NEW YORK — Mitt Romney is organizing a phone bank fundraiser in Las Vegas next month. Tim Pawlenty is holding regular "friendraising" meetings in big-money California and elsewhere. Haley Barbour hunkers down soon with finance operatives in cash-rich New York and other lucrative places.
Republican presidential hopefuls are in the midst of a fundraising frenzy as they seek to raise mounds of campaign cash and assemble influential donor networks. With the 2012 campaign starting several months later than it did four years ago, the contenders are under intense pressure to demonstrate their ability to bring in the dough before the slower summer season begins.
"Money is hardly the only indication of a candidate's potential, but it's an important indication," said Lew Eisenberg, a top Romney fundraiser who was finance chairman for Arizona Sen. John McCain, the party's 2008 nominee.
For now, the field is eschewing wall-to-wall public appearances with campaign speeches and interaction with voters.
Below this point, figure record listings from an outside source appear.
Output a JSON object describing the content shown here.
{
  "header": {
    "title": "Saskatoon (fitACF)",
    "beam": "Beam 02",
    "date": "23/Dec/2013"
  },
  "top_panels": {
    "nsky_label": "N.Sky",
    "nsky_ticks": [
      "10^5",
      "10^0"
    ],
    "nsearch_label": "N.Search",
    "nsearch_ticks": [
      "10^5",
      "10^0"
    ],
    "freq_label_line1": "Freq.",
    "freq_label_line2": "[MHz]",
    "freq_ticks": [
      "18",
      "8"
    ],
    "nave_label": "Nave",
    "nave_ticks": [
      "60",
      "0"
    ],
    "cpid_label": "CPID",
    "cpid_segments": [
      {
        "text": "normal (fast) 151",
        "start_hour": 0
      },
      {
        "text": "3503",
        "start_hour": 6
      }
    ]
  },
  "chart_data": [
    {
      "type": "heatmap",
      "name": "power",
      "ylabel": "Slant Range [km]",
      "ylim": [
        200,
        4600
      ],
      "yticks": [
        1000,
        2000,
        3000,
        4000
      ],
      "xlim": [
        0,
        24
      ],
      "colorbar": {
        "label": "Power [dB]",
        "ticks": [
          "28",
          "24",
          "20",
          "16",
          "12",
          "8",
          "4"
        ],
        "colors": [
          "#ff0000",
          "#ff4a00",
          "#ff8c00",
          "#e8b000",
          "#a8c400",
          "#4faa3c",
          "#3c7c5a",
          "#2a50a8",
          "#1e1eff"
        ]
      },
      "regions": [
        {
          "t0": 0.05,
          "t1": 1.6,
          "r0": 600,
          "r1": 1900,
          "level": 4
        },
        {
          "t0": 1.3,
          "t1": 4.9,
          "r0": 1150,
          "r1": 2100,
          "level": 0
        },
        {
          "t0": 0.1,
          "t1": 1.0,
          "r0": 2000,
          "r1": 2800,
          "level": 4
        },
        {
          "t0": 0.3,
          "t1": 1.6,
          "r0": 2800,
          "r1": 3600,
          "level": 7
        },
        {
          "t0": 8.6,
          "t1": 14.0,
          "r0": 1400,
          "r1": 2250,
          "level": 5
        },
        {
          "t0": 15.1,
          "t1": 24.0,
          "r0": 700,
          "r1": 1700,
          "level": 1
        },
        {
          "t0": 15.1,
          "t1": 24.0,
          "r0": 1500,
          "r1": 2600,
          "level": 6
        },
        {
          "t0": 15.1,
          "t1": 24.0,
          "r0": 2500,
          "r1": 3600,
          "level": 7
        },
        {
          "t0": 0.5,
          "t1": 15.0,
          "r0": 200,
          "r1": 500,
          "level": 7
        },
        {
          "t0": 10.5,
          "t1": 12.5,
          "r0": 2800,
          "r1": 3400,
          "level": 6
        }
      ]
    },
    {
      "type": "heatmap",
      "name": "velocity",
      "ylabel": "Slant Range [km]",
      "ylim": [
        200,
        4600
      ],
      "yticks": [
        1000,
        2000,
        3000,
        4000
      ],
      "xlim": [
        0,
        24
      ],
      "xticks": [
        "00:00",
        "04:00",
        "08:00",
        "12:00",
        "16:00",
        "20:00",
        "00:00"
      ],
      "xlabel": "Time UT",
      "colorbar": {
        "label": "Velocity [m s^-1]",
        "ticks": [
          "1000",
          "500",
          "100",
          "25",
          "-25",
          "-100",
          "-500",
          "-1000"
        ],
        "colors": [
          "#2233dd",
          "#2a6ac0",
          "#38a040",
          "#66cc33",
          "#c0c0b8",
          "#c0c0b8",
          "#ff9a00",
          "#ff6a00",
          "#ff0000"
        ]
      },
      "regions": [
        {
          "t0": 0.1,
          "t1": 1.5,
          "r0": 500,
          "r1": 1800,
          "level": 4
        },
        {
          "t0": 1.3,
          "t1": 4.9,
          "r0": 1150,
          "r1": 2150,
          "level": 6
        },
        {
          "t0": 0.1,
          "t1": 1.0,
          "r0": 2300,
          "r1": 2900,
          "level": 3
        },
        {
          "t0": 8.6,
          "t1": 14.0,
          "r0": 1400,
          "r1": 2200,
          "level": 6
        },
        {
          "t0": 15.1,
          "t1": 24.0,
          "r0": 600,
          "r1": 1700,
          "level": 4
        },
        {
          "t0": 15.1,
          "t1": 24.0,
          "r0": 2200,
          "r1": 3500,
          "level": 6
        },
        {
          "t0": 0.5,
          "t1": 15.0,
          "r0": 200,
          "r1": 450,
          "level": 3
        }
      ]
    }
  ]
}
Instead, they're scurrying between private meetings and dialing phone lists to persuade donors to come aboard in hopes of meeting closely kept fundraising goals for the three-month period that ends June 30.
They're trying to prove that they are savvy money collectors and ready to challenge President Barack Obama, a record-breaking fundraiser who could raise as much as $1 billion. They also need to raise enough money to pay for full-fledged campaigns in early voting states such as Iowa, New Hampshire, Nevada and South Carolina.
Beyond that, each contender has other objectives:
—Romney, the multimillionaire former Massachusetts governor, raised $63 million and kicked in $44 million of his own money before dropping out of the primary race in 2008. He's hoping to use his fundraising prowess to lay down a marker that he's the candidate to beat in a field that lacks a true front-runner.
—Barbour, Mississippi's governor, an ex-lobbyist and a former Republican National Committee chairman, and former House Speaker Newt Gingrich, who has an enormous e-mail list through his American Solutions organization, are trying to show they can move swiftly to mobilize their existing network of backers.
—Pawlenty, the former Minnesota governor and a newcomer to national politics, simply is trying to demonstrate that he can compete in their league.
—The same could be said for Minnesota Rep. Michele Bachmann and former Pennsylvania Sen. Rick Santorum. She's a proven fundraiser as a House candidate and is a favorite among tea party backers but hasn't run nationally. Santorum isn't well known around the country and hasn't held office since losing his seat in 2006.
None will disclose his or her fundraising goals. Doing so would raise expectations that they may not be able to meet.
Of those who have taken initial steps toward formal campaigns, Romney arguably has moved the quickest. He's secured pledges from top supporters to raise as much as $25,000 apiece. He's been meeting potential donors individually and in small groups, leading up to a major "phone day" event May 16. That's when he and his supporters plan to gather in Las Vegas to raise money and recruit new contributors. After that, aides say Romney will launch a heavy schedule of fundraising events.
"He's working. He's moving every day, investing the time," Eisenberg said.
Pawlenty has been introducing himself to the Republican finance crowd at meetings that his aides describe as "friendraisers." Some big supporters of both McCain and former President George W. Bush have agreed to join Pawlenty's team. His aides say he's made inroads in Texas, fertile fundraising territory, and several veterans of past GOP presidential campaigns are hosting an event for him in Dallas on May 10.
"He's not in the front-runner position, so he'll have to make a lot more friends before raising money," said Phil Handy, a former Bush and McCain fundraiser in Florida now helping Pawlenty. "We have some ground to make up, but we feel good about it."1 comment on this story
Barbour, who's expected to join the field as early as this coming week, has met with potential donors while traveling to early voting states. He has an extensive fundraising network from his political and lobbying careers but aides are playing down what he will raise in the April-June period. They say it will take some time for those contacts to bear fruit for Barbour.
Several potential contenders probably will be able to sidestep the scrutiny that will come when the three-month totals are reported in mid-July.
Former Utah Gov. Jon Huntsman won't return from China, where he is serving as U.S. ambassador, until the end of this month. He has been legally barred from making any significant campaign moves until then. He's expected to disclose in the coming weeks whether he will run. Expectations are high that he will. His personal wealth and links to the moneyed Mormon community could help his fundraising; his work in the Obama administration could hurt.
Former Arkansas Gov. Mike Huckabee, who won the 2008 Iowa caucuses but little else, and former Alaska Gov. Sarah Palin, the 2008 GOP vice presidential nominee, are well-known national figures. Because of that, they may have an easier time raising cash than others if they decide to get in the race. Donald Trump, the real estate developer and reality show host, has said he will announce his plans in June.